A Yorum
  Acilis Sayfasi Yap Sik Kullanilanlara Ekle  

   
A yorum Kurum
iletisim
login
yayin ilkeleri...



yazi dizileri

Yazı karekteri : (+) Büyük | (-) Küçük

Hiçbir madde bir diğerinden daha temel değildir.

Kategori Kategori: Felsefe | Yorumlar 0 Yorum | 14 Kasım 2009 11:06:35

Manevi dünyamızdaki "Hiç" kavramı insanoğlunun artık tamamıyla maddeden var olduğunu bildiğimiz evrene, bu bileşik alana akıl erdirememe, anlamlandıramama ve bilinmeyen bir evrensel özneye duyulan korkuyla beslenir. Evren madde sorunsalında insanoğlunun akıl erdiremediği boşluk(!) "Hiç"le imlendirilmiştir.

Manevi dünyamızda yarattığımız “Hiç” kavramına öykünerek, insanoğlu bu imi adlaştırmış, yaşamsal faaliyetler içersine de yerleştirmiştir. Hiççilik ise bu korkuya bir başkaldırı ve “gözü pekliktir”. Temelleri bin yıllar öncesine giden Hiççiliğin aslında birçok türü vardır. Savundukları temel görüşler bir zemine otursa da günümüze etkisini bırakan daha çok varoluşçu Hiççiliktir.

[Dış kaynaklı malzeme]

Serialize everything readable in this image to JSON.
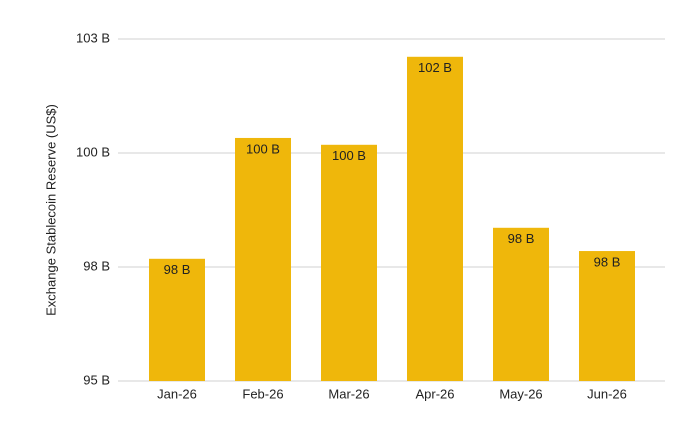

Ben hiçbir kimsenin tam anlamıyla nihilist bir yaşam sürebileceğine inanmıyorum. Hiççilik bir bakıma günümüzde romantik bir eylem olmak durumundan öteye gidemez. Ancak hepimizin hayata karşı nihil tepkiler gösterdiğimiz de bir gerçektir ama bu etki tepki yasası kimseyi Hiççi yapmaz.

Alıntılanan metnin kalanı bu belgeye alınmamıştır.